Coomer agrees. When gambling she avoids sitting near smokers. The casino’s high ceilings and massive ventilation system minimize her exposure to their smoke. She could sit in the small non-smoking section of the casino, where most seats are empty, but she doesn’t. She’d rather be with the crowd.

The change she’d rather see would have to come through another piece of legislation up for debate this session. It would allow for live dealers at state’s two racetrack casinos, where table games are now run by computers.

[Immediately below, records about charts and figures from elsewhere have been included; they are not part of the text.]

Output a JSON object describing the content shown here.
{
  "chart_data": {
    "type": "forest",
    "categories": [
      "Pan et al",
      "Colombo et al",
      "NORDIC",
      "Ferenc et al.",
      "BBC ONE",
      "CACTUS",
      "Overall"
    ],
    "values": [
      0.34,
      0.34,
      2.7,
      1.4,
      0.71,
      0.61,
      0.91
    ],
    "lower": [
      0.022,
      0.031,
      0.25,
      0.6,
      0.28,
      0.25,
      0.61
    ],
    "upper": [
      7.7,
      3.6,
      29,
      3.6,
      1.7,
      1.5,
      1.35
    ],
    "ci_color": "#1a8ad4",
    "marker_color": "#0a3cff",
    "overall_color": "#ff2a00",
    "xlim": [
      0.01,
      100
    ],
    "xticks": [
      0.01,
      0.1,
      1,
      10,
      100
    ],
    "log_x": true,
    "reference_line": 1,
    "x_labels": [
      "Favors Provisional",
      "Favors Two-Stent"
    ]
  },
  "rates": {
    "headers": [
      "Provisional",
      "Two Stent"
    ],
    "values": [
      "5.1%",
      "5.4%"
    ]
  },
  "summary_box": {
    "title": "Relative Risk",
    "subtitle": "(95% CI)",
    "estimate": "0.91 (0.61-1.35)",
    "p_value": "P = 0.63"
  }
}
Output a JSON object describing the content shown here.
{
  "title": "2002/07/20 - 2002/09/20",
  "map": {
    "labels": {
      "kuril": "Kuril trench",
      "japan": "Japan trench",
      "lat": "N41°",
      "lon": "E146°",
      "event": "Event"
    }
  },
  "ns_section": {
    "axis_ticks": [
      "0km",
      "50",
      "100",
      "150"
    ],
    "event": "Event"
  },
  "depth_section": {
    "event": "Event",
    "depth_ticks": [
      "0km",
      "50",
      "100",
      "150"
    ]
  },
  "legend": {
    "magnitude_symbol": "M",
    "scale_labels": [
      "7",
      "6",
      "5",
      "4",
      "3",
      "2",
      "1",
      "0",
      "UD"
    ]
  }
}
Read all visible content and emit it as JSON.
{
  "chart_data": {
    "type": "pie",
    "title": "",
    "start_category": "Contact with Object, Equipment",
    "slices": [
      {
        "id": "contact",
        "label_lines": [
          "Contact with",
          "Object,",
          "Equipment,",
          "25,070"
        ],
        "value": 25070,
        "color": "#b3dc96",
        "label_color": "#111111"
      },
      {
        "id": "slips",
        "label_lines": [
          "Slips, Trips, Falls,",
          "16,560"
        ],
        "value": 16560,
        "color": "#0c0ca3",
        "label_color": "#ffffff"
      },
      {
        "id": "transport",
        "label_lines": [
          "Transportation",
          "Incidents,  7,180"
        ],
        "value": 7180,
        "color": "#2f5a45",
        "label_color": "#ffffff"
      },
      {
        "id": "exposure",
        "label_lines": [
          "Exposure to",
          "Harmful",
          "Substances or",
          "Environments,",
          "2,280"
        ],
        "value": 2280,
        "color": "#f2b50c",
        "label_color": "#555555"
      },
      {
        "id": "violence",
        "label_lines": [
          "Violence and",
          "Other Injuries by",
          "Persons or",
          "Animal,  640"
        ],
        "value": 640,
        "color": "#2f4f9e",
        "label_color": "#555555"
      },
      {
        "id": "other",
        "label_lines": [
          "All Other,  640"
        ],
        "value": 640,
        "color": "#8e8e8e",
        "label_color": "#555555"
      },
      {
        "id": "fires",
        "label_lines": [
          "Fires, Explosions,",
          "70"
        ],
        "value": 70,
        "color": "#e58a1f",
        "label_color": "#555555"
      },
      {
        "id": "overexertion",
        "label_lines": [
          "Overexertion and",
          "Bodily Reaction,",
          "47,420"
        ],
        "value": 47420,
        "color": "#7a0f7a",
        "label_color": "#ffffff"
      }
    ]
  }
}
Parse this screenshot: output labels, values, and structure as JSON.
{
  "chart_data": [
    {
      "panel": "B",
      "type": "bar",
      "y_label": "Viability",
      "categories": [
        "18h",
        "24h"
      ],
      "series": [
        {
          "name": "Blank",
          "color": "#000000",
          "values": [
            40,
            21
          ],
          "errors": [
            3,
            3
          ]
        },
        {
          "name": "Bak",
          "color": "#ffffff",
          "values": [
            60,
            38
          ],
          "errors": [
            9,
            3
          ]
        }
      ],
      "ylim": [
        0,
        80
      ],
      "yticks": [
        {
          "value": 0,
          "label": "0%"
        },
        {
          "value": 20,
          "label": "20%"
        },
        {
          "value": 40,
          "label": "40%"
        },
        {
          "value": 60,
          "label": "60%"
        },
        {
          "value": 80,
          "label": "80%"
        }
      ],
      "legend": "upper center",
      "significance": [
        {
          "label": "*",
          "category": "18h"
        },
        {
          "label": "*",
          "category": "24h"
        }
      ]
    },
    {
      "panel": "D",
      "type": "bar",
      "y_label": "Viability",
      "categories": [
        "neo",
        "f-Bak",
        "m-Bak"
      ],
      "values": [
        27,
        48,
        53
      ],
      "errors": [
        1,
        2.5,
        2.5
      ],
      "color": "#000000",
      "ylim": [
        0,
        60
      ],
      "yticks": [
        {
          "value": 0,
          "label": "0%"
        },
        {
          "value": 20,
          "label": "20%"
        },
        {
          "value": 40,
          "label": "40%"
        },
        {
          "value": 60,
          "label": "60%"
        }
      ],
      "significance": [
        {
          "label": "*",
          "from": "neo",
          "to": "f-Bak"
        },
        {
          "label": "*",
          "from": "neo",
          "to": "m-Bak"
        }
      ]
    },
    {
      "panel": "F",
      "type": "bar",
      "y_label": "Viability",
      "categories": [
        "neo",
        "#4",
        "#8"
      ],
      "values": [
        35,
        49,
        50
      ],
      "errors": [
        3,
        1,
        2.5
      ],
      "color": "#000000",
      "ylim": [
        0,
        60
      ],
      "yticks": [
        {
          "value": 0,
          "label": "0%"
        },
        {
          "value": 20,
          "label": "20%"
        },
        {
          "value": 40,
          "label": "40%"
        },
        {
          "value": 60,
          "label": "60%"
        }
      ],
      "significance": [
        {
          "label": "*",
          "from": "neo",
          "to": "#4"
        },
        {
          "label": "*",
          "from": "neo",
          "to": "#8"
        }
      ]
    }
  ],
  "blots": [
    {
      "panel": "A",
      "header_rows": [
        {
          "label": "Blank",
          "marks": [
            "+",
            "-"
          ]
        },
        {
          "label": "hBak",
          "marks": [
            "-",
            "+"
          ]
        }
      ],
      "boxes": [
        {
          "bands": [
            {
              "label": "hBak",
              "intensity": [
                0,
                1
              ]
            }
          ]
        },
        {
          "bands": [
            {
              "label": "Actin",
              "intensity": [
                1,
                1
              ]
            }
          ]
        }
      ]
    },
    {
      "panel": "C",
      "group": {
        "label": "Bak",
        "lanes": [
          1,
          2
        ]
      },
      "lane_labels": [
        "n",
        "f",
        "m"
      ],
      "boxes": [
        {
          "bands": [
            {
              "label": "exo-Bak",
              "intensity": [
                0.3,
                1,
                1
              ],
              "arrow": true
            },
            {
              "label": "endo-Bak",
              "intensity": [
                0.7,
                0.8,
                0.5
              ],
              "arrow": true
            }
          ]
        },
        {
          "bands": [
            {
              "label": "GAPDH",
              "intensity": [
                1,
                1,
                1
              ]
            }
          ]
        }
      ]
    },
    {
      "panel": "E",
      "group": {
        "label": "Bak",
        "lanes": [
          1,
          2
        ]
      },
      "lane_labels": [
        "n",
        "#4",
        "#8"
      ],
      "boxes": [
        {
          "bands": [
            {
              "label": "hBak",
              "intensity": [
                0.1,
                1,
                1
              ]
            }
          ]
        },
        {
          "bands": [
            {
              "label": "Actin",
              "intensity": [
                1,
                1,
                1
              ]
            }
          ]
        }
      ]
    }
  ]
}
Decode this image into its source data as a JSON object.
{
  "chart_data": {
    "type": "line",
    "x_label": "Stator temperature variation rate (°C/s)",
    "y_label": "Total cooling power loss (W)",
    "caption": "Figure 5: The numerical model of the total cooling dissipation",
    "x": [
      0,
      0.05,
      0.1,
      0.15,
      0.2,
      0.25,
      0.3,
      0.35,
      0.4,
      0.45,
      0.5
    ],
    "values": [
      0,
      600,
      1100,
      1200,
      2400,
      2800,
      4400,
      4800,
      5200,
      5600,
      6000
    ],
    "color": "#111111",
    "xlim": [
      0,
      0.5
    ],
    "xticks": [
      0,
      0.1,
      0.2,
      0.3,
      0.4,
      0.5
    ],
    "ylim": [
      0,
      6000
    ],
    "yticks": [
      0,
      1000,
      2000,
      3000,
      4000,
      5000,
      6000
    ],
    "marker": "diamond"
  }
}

Brown estimates it would create 5 new jobs for every computer-run game replaced. The proposal, so far opposed by Republican Gov. Mike Pence, would also would allow the state’s riverboat casinos to become land-based.

“People feel like machines cheat them,” Coomer said. “I think they’d spend more money when there’s a live dealer. You just feel more engaged.”

Protecting the health of dealers and other casino workers is one of the reasons for expanding the smoking ban cited by proponents.

Rep. Ed Clere, R-New Albany, chairman of the House Public Health Committee, said the estimated cost to the state of ending the casino exemption – about $200 million in lost tax revenue, according to the Legislative Services Agency – will be offset long-term by reduced health care costs.

He also argues that Indiana casinos face some of their toughest competition from the smoke-free casinos in Ohio, which opened two years ago.

That point is clouded by the recent actions of some Ohio’s casinos, which no longer see their mostly smoke-free venues as having a competitive edge. At least three casinos have sought permission for regulators to add slot machines to designated smoking areas. To lure patrons in, they now advertise with the slogan: Smoke free or smoke freely.

The proposal to ban smoking in Indiana casinos could be snuffed out quickly. Clere’s sweeping tobacco bill, which contains the measure, was assigned not to his committee but instead to the House Public Policy Committee chaired by Rep. Tom Dermody, R-LaPorte.

Dermody is author of the legislation aimed at making the state’s casinos more competitive. He thinks extending a smoking ban to gaming venues works against his proposal.

“That’s a concern to me, given the competition they face and with their revenues declining,” he said, adding that he’s sympathetic to health concerns. “But I think we need to leave it to the casino industry right now to decide what’s best for their industry.”